Decor in the warehouse was bare-bones. Just a couple of spotlights trained on him and the dais, and a screen that lit up just then with a double helix. The sound from the speakers wasn’t reverbed, but it was gritty. The upshot was to make this gathering lowbrow and intimate, despite how many people were there.

“It means,” he said, “that loneliness is changing our DNA. Wrecking our hormones and making us ill. Mentally, physically, spiritually. When I was a young man, I felt like if I didn’t connect with another human being in the next three seconds, I would die. Or that I was already dead and my body just didn’t know it. Sound extreme? I bet not. I was lonely by myself; I was lonely in a group. So let me ask you: how many of you feel disassociated from the people you love and who love you most?”
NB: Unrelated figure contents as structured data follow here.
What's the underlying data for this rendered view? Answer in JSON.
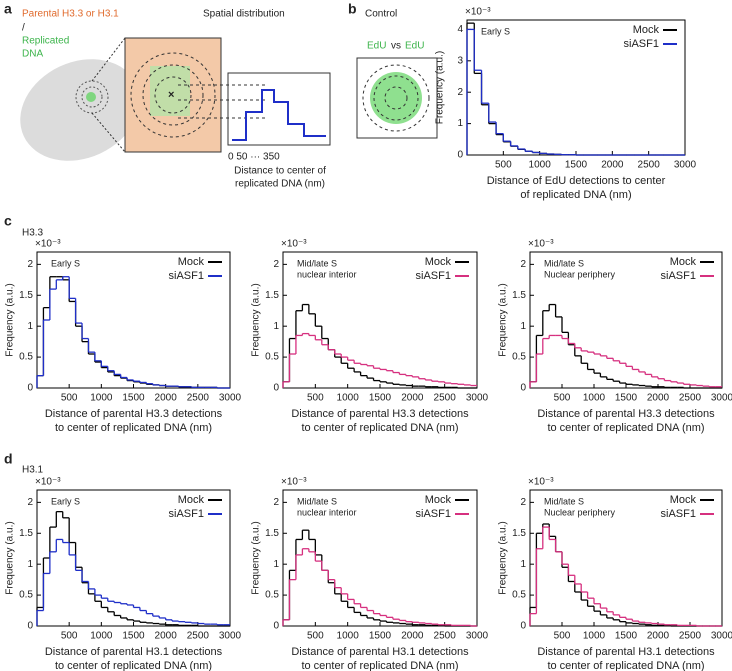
{
  "figure": {
    "panel_a": {
      "letter": "a",
      "legend_parental": "Parental H3.3 or H3.1",
      "legend_slash": "/",
      "legend_replicated": [
        "Replicated",
        "DNA"
      ],
      "heading": "Spatial distribution",
      "axis_ticks": "0 50  ···  350",
      "axis_label": [
        "Distance to center of",
        "replicated DNA (nm)"
      ]
    },
    "panel_b": {
      "letter": "b",
      "heading": "Control",
      "edu_left": "EdU",
      "edu_vs": "vs",
      "edu_right": "EdU"
    },
    "panel_c": {
      "letter": "c",
      "row_label": "H3.3"
    },
    "panel_d": {
      "letter": "d",
      "row_label": "H3.1"
    }
  },
  "chart_data": [
    {
      "type": "histogram",
      "annotation": [
        "Early S"
      ],
      "y_scale_label": "×10⁻³",
      "ylabel": "Frequency (a.u.)",
      "xlabel": [
        "Distance of EdU detections to center",
        "of replicated DNA (nm)"
      ],
      "bins": [
        0,
        100,
        200,
        300,
        400,
        500,
        600,
        700,
        800,
        900,
        1000,
        1100,
        1200,
        1300,
        1400,
        1500,
        1600,
        1700,
        1800,
        1900,
        2000,
        2100,
        2200,
        2300,
        2400,
        2500,
        2600,
        2700,
        2800,
        2900,
        3000
      ],
      "xlim": [
        0,
        3000
      ],
      "xticks": [
        500,
        1000,
        1500,
        2000,
        2500,
        3000
      ],
      "ylim": [
        0,
        4.3
      ],
      "yticks": [
        0,
        1,
        2,
        3,
        4
      ],
      "series": [
        {
          "name": "Mock",
          "color": "#000000",
          "values": [
            4.2,
            2.6,
            1.6,
            1.0,
            0.65,
            0.42,
            0.28,
            0.18,
            0.12,
            0.08,
            0.05,
            0.03,
            0.02,
            0.01,
            0.01,
            0,
            0,
            0,
            0,
            0,
            0,
            0,
            0,
            0,
            0,
            0,
            0,
            0,
            0,
            0
          ]
        },
        {
          "name": "siASF1",
          "color": "#1f2fc8",
          "values": [
            4.0,
            2.7,
            1.65,
            1.05,
            0.68,
            0.44,
            0.29,
            0.19,
            0.12,
            0.08,
            0.05,
            0.03,
            0.02,
            0.01,
            0.01,
            0,
            0,
            0,
            0,
            0,
            0,
            0,
            0,
            0,
            0,
            0,
            0,
            0,
            0,
            0
          ]
        }
      ]
    },
    {
      "type": "histogram",
      "annotation": [
        "Early S"
      ],
      "y_scale_label": "×10⁻³",
      "ylabel": "Frequency (a.u.)",
      "xlabel": [
        "Distance of parental H3.3 detections",
        "to center of replicated DNA (nm)"
      ],
      "bins": [
        0,
        100,
        200,
        300,
        400,
        500,
        600,
        700,
        800,
        900,
        1000,
        1100,
        1200,
        1300,
        1400,
        1500,
        1600,
        1700,
        1800,
        1900,
        2000,
        2100,
        2200,
        2300,
        2400,
        2500,
        2600,
        2700,
        2800,
        2900,
        3000
      ],
      "xlim": [
        0,
        3000
      ],
      "xticks": [
        500,
        1000,
        1500,
        2000,
        2500,
        3000
      ],
      "ylim": [
        0,
        2.2
      ],
      "yticks": [
        0,
        0.5,
        1,
        1.5,
        2
      ],
      "series": [
        {
          "name": "Mock",
          "color": "#000000",
          "values": [
            0.2,
            1.3,
            1.8,
            1.8,
            1.75,
            1.4,
            1.0,
            0.75,
            0.55,
            0.42,
            0.33,
            0.26,
            0.2,
            0.16,
            0.12,
            0.1,
            0.08,
            0.06,
            0.05,
            0.04,
            0.03,
            0.03,
            0.02,
            0.02,
            0.01,
            0.01,
            0.01,
            0.01,
            0,
            0
          ]
        },
        {
          "name": "siASF1",
          "color": "#1f2fc8",
          "values": [
            0.2,
            1.1,
            1.6,
            1.75,
            1.8,
            1.45,
            1.05,
            0.8,
            0.58,
            0.44,
            0.35,
            0.28,
            0.22,
            0.17,
            0.13,
            0.11,
            0.09,
            0.07,
            0.05,
            0.04,
            0.03,
            0.03,
            0.02,
            0.02,
            0.01,
            0.01,
            0.01,
            0.01,
            0,
            0
          ]
        }
      ]
    },
    {
      "type": "histogram",
      "annotation": [
        "Mid/late S",
        "nuclear interior"
      ],
      "y_scale_label": "×10⁻³",
      "ylabel": "Frequency (a.u.)",
      "xlabel": [
        "Distance of parental H3.3 detections",
        "to center of replicated DNA (nm)"
      ],
      "bins": [
        0,
        100,
        200,
        300,
        400,
        500,
        600,
        700,
        800,
        900,
        1000,
        1100,
        1200,
        1300,
        1400,
        1500,
        1600,
        1700,
        1800,
        1900,
        2000,
        2100,
        2200,
        2300,
        2400,
        2500,
        2600,
        2700,
        2800,
        2900,
        3000
      ],
      "xlim": [
        0,
        3000
      ],
      "xticks": [
        500,
        1000,
        1500,
        2000,
        2500,
        3000
      ],
      "ylim": [
        0,
        2.2
      ],
      "yticks": [
        0,
        0.5,
        1,
        1.5,
        2
      ],
      "series": [
        {
          "name": "Mock",
          "color": "#000000",
          "values": [
            0.1,
            0.8,
            1.25,
            1.35,
            1.2,
            1.0,
            0.8,
            0.62,
            0.5,
            0.4,
            0.32,
            0.26,
            0.2,
            0.16,
            0.12,
            0.1,
            0.08,
            0.06,
            0.05,
            0.04,
            0.03,
            0.03,
            0.02,
            0.02,
            0.01,
            0.01,
            0.01,
            0,
            0,
            0
          ]
        },
        {
          "name": "siASF1",
          "color": "#d6307f",
          "values": [
            0.1,
            0.55,
            0.85,
            0.88,
            0.85,
            0.78,
            0.7,
            0.62,
            0.55,
            0.5,
            0.45,
            0.4,
            0.38,
            0.36,
            0.32,
            0.3,
            0.28,
            0.25,
            0.22,
            0.2,
            0.18,
            0.15,
            0.13,
            0.11,
            0.1,
            0.08,
            0.07,
            0.06,
            0.05,
            0.04
          ]
        }
      ]
    },
    {
      "type": "histogram",
      "annotation": [
        "Mid/late S",
        "Nuclear periphery"
      ],
      "y_scale_label": "×10⁻³",
      "ylabel": "Frequency (a.u.)",
      "xlabel": [
        "Distance of parental H3.3 detections",
        "to center of replicated DNA (nm)"
      ],
      "bins": [
        0,
        100,
        200,
        300,
        400,
        500,
        600,
        700,
        800,
        900,
        1000,
        1100,
        1200,
        1300,
        1400,
        1500,
        1600,
        1700,
        1800,
        1900,
        2000,
        2100,
        2200,
        2300,
        2400,
        2500,
        2600,
        2700,
        2800,
        2900,
        3000
      ],
      "xlim": [
        0,
        3000
      ],
      "xticks": [
        500,
        1000,
        1500,
        2000,
        2500,
        3000
      ],
      "ylim": [
        0,
        2.2
      ],
      "yticks": [
        0,
        0.5,
        1,
        1.5,
        2
      ],
      "series": [
        {
          "name": "Mock",
          "color": "#000000",
          "values": [
            0.1,
            0.85,
            1.25,
            1.35,
            1.15,
            0.9,
            0.7,
            0.52,
            0.4,
            0.3,
            0.24,
            0.18,
            0.14,
            0.11,
            0.08,
            0.06,
            0.05,
            0.04,
            0.03,
            0.02,
            0.02,
            0.01,
            0.01,
            0.01,
            0,
            0,
            0,
            0,
            0,
            0
          ]
        },
        {
          "name": "siASF1",
          "color": "#d6307f",
          "values": [
            0.1,
            0.55,
            0.8,
            0.85,
            0.85,
            0.8,
            0.72,
            0.65,
            0.6,
            0.58,
            0.55,
            0.52,
            0.48,
            0.44,
            0.4,
            0.35,
            0.3,
            0.26,
            0.22,
            0.18,
            0.15,
            0.12,
            0.1,
            0.08,
            0.06,
            0.05,
            0.04,
            0.03,
            0.02,
            0.02
          ]
        }
      ]
    },
    {
      "type": "histogram",
      "annotation": [
        "Early S"
      ],
      "y_scale_label": "×10⁻³",
      "ylabel": "Frequency (a.u.)",
      "xlabel": [
        "Distance of parental H3.1 detections",
        "to center of replicated DNA (nm)"
      ],
      "bins": [
        0,
        100,
        200,
        300,
        400,
        500,
        600,
        700,
        800,
        900,
        1000,
        1100,
        1200,
        1300,
        1400,
        1500,
        1600,
        1700,
        1800,
        1900,
        2000,
        2100,
        2200,
        2300,
        2400,
        2500,
        2600,
        2700,
        2800,
        2900,
        3000
      ],
      "xlim": [
        0,
        3000
      ],
      "xticks": [
        500,
        1000,
        1500,
        2000,
        2500,
        3000
      ],
      "ylim": [
        0,
        2.2
      ],
      "yticks": [
        0,
        0.5,
        1,
        1.5,
        2
      ],
      "series": [
        {
          "name": "Mock",
          "color": "#000000",
          "values": [
            0.3,
            1.1,
            1.6,
            1.85,
            1.75,
            1.35,
            0.95,
            0.7,
            0.52,
            0.4,
            0.3,
            0.23,
            0.17,
            0.13,
            0.1,
            0.08,
            0.06,
            0.05,
            0.04,
            0.03,
            0.02,
            0.02,
            0.01,
            0.01,
            0.01,
            0,
            0,
            0,
            0,
            0
          ]
        },
        {
          "name": "siASF1",
          "color": "#1f2fc8",
          "values": [
            0.25,
            0.85,
            1.2,
            1.4,
            1.35,
            1.15,
            0.9,
            0.72,
            0.6,
            0.5,
            0.45,
            0.4,
            0.38,
            0.36,
            0.34,
            0.3,
            0.25,
            0.2,
            0.16,
            0.13,
            0.1,
            0.08,
            0.07,
            0.06,
            0.05,
            0.04,
            0.03,
            0.03,
            0.02,
            0.02
          ]
        }
      ]
    },
    {
      "type": "histogram",
      "annotation": [
        "Mid/late S",
        "nuclear interior"
      ],
      "y_scale_label": "×10⁻³",
      "ylabel": "Frequency (a.u.)",
      "xlabel": [
        "Distance of parental H3.1 detections",
        "to center of replicated DNA (nm)"
      ],
      "bins": [
        0,
        100,
        200,
        300,
        400,
        500,
        600,
        700,
        800,
        900,
        1000,
        1100,
        1200,
        1300,
        1400,
        1500,
        1600,
        1700,
        1800,
        1900,
        2000,
        2100,
        2200,
        2300,
        2400,
        2500,
        2600,
        2700,
        2800,
        2900,
        3000
      ],
      "xlim": [
        0,
        3000
      ],
      "xticks": [
        500,
        1000,
        1500,
        2000,
        2500,
        3000
      ],
      "ylim": [
        0,
        2.2
      ],
      "yticks": [
        0,
        0.5,
        1,
        1.5,
        2
      ],
      "series": [
        {
          "name": "Mock",
          "color": "#000000",
          "values": [
            0.1,
            0.9,
            1.4,
            1.55,
            1.4,
            1.15,
            0.9,
            0.7,
            0.52,
            0.4,
            0.3,
            0.22,
            0.17,
            0.13,
            0.1,
            0.08,
            0.06,
            0.05,
            0.04,
            0.03,
            0.02,
            0.02,
            0.01,
            0.01,
            0.01,
            0,
            0,
            0,
            0,
            0
          ]
        },
        {
          "name": "siASF1",
          "color": "#d6307f",
          "values": [
            0.1,
            0.75,
            1.15,
            1.25,
            1.2,
            1.05,
            0.9,
            0.75,
            0.62,
            0.52,
            0.43,
            0.36,
            0.3,
            0.25,
            0.2,
            0.17,
            0.14,
            0.11,
            0.09,
            0.07,
            0.06,
            0.05,
            0.04,
            0.03,
            0.02,
            0.02,
            0.01,
            0.01,
            0.01,
            0
          ]
        }
      ]
    },
    {
      "type": "histogram",
      "annotation": [
        "Mid/late S",
        "Nuclear periphery"
      ],
      "y_scale_label": "×10⁻³",
      "ylabel": "Frequency (a.u.)",
      "xlabel": [
        "Distance of parental H3.1 detections",
        "to center of replicated DNA (nm)"
      ],
      "bins": [
        0,
        100,
        200,
        300,
        400,
        500,
        600,
        700,
        800,
        900,
        1000,
        1100,
        1200,
        1300,
        1400,
        1500,
        1600,
        1700,
        1800,
        1900,
        2000,
        2100,
        2200,
        2300,
        2400,
        2500,
        2600,
        2700,
        2800,
        2900,
        3000
      ],
      "xlim": [
        0,
        3000
      ],
      "xticks": [
        500,
        1000,
        1500,
        2000,
        2500,
        3000
      ],
      "ylim": [
        0,
        2.2
      ],
      "yticks": [
        0,
        0.5,
        1,
        1.5,
        2
      ],
      "series": [
        {
          "name": "Mock",
          "color": "#000000",
          "values": [
            0.3,
            1.5,
            1.65,
            1.45,
            1.2,
            0.95,
            0.72,
            0.55,
            0.42,
            0.32,
            0.24,
            0.18,
            0.13,
            0.1,
            0.07,
            0.05,
            0.04,
            0.03,
            0.02,
            0.01,
            0.01,
            0.01,
            0,
            0,
            0,
            0,
            0,
            0,
            0,
            0
          ]
        },
        {
          "name": "siASF1",
          "color": "#d6307f",
          "values": [
            0.2,
            1.25,
            1.6,
            1.4,
            1.2,
            1.0,
            0.82,
            0.68,
            0.55,
            0.45,
            0.36,
            0.29,
            0.23,
            0.18,
            0.14,
            0.11,
            0.08,
            0.06,
            0.05,
            0.04,
            0.03,
            0.02,
            0.02,
            0.01,
            0.01,
            0.01,
            0,
            0,
            0,
            0
          ]
        }
      ]
    }
  ]
}
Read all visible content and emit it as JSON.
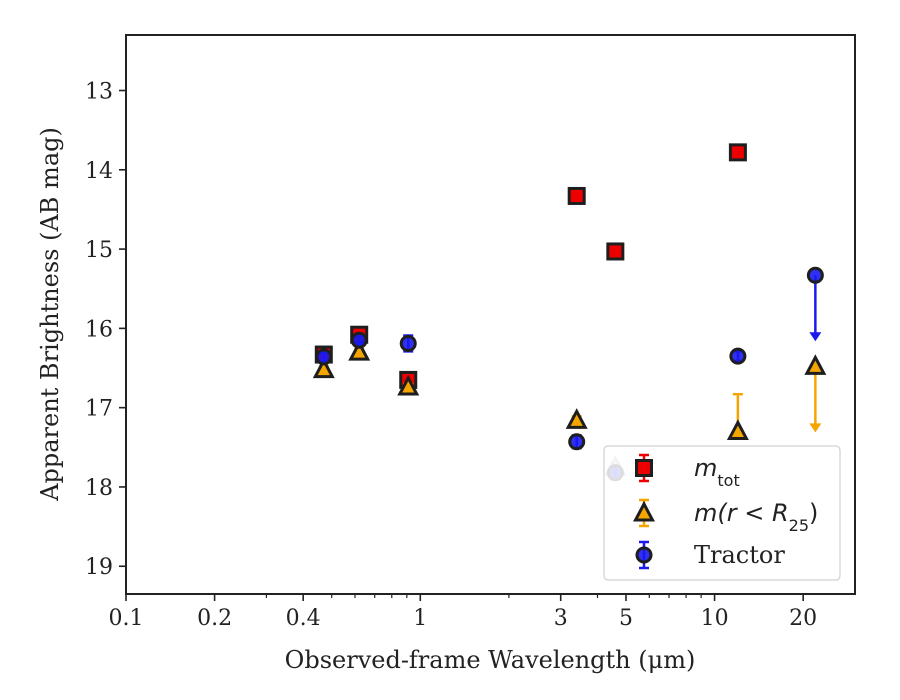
{
  "chart_data": {
    "type": "scatter",
    "x_scale": "log",
    "y_inverted": true,
    "xlim": [
      0.1,
      30
    ],
    "ylim": [
      19.35,
      12.3
    ],
    "xlabel": "Observed-frame Wavelength (μm)",
    "ylabel": "Apparent Brightness (AB mag)",
    "x_ticks": [
      0.1,
      0.2,
      0.4,
      1,
      3,
      5,
      10,
      20
    ],
    "x_tick_labels": [
      "0.1",
      "0.2",
      "0.4",
      "1",
      "3",
      "5",
      "10",
      "20"
    ],
    "y_ticks": [
      13,
      14,
      15,
      16,
      17,
      18,
      19
    ],
    "y_tick_labels": [
      "13",
      "14",
      "15",
      "16",
      "17",
      "18",
      "19"
    ],
    "grid": false,
    "legend_position": "bottom-right",
    "series": [
      {
        "name": "m_tot",
        "legend_main": "m",
        "legend_sub": "tot",
        "legend_rest": "",
        "marker": "square",
        "color": "#ee0000",
        "points": [
          {
            "x": 0.47,
            "y": 16.33,
            "err": 0.04
          },
          {
            "x": 0.62,
            "y": 16.08,
            "err": 0.04
          },
          {
            "x": 0.91,
            "y": 16.65,
            "err": 0.04
          },
          {
            "x": 3.4,
            "y": 14.33,
            "err": 0.03
          },
          {
            "x": 4.6,
            "y": 15.03,
            "err": 0.03
          },
          {
            "x": 12.0,
            "y": 13.78,
            "err": 0.03
          }
        ]
      },
      {
        "name": "m(r<R25)",
        "legend_main": "m(r < R",
        "legend_sub": "25",
        "legend_rest": ")",
        "marker": "triangle",
        "color": "#f5a500",
        "points": [
          {
            "x": 0.47,
            "y": 16.52,
            "err": 0.04
          },
          {
            "x": 0.62,
            "y": 16.3,
            "err": 0.04
          },
          {
            "x": 0.91,
            "y": 16.74,
            "err": 0.04
          },
          {
            "x": 3.4,
            "y": 17.16,
            "err": 0.05
          },
          {
            "x": 4.6,
            "y": 17.75,
            "err": 0.06
          },
          {
            "x": 12.0,
            "y": 17.3,
            "err_lo": 0.47,
            "err_hi": 0.0
          },
          {
            "x": 22.0,
            "y": 16.48,
            "upper_limit": true
          }
        ]
      },
      {
        "name": "Tractor",
        "legend_main": "Tractor",
        "legend_sub": "",
        "legend_rest": "",
        "marker": "circle",
        "color": "#1a1aee",
        "points": [
          {
            "x": 0.47,
            "y": 16.36,
            "err": 0.05
          },
          {
            "x": 0.62,
            "y": 16.15,
            "err": 0.05
          },
          {
            "x": 0.91,
            "y": 16.19,
            "err": 0.1
          },
          {
            "x": 3.4,
            "y": 17.43,
            "err": 0.08
          },
          {
            "x": 4.6,
            "y": 17.82,
            "err": 0.08
          },
          {
            "x": 12.0,
            "y": 16.35,
            "err": 0.06
          },
          {
            "x": 22.0,
            "y": 15.33,
            "upper_limit": true
          }
        ]
      }
    ]
  }
}
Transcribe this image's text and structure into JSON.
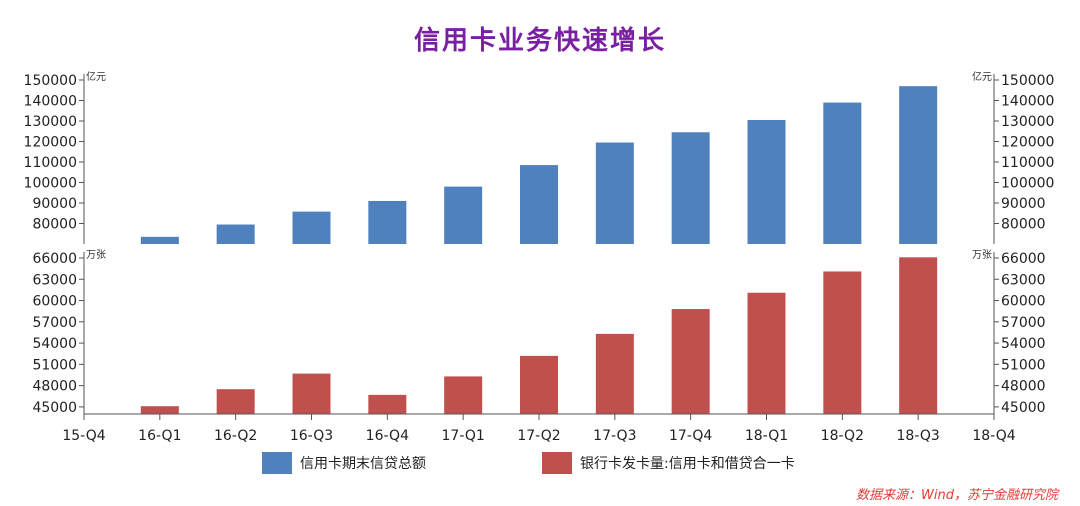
{
  "chart_data": {
    "type": "bar",
    "title": "信用卡业务快速增长",
    "categories": [
      "15-Q4",
      "16-Q1",
      "16-Q2",
      "16-Q3",
      "16-Q4",
      "17-Q1",
      "17-Q2",
      "17-Q3",
      "17-Q4",
      "18-Q1",
      "18-Q2",
      "18-Q3",
      "18-Q4"
    ],
    "panels": [
      {
        "name": "信用卡期末信贷总额",
        "unit": "亿元",
        "color": "#4f81bd",
        "ylim": [
          70000,
          150000
        ],
        "ticks": [
          80000,
          90000,
          100000,
          110000,
          120000,
          130000,
          140000,
          150000
        ],
        "values": [
          null,
          73500,
          79500,
          85800,
          91000,
          98000,
          108500,
          119500,
          124500,
          130500,
          139000,
          147000,
          null
        ]
      },
      {
        "name": "银行卡发卡量:信用卡和借贷合一卡",
        "unit": "万张",
        "color": "#c0504d",
        "ylim": [
          44000,
          66000
        ],
        "ticks": [
          45000,
          48000,
          51000,
          54000,
          57000,
          60000,
          63000,
          66000
        ],
        "values": [
          null,
          45100,
          47500,
          49700,
          46700,
          49300,
          52200,
          55300,
          58800,
          61100,
          64100,
          66100,
          null
        ]
      }
    ]
  },
  "legend": {
    "blue": "信用卡期末信贷总额",
    "red": "银行卡发卡量:信用卡和借贷合一卡"
  },
  "source": "数据来源：Wind，苏宁金融研究院"
}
He heard, from the audience, nodding, grunts, snuffles. Applause from a group cozied in the rafters. And a woman who began to cry. To wail with her head flung back, so that her arms seemed to lift of their own accord. She began to talk to her neighbors. She’d been married thirty-five years. Could you really be this alone after thirty-five years? Her husband worked for the Department of the Interior. He was about to turn sixty, was a good and kind man. And yet here she was. Someone passed her a microphone; she shared her story with the room. Sometimes, she said, she’d wake up in the night, stare at the stranger next to her, and say: Olgo, I like cheese sticks and corn in the can, and when no one’s looking I wet my finger and dip it in the rainbow sprinkles at the back of the cupboard, and you love these things about me, you know me, so why can’t I be reached? And then she cried some more.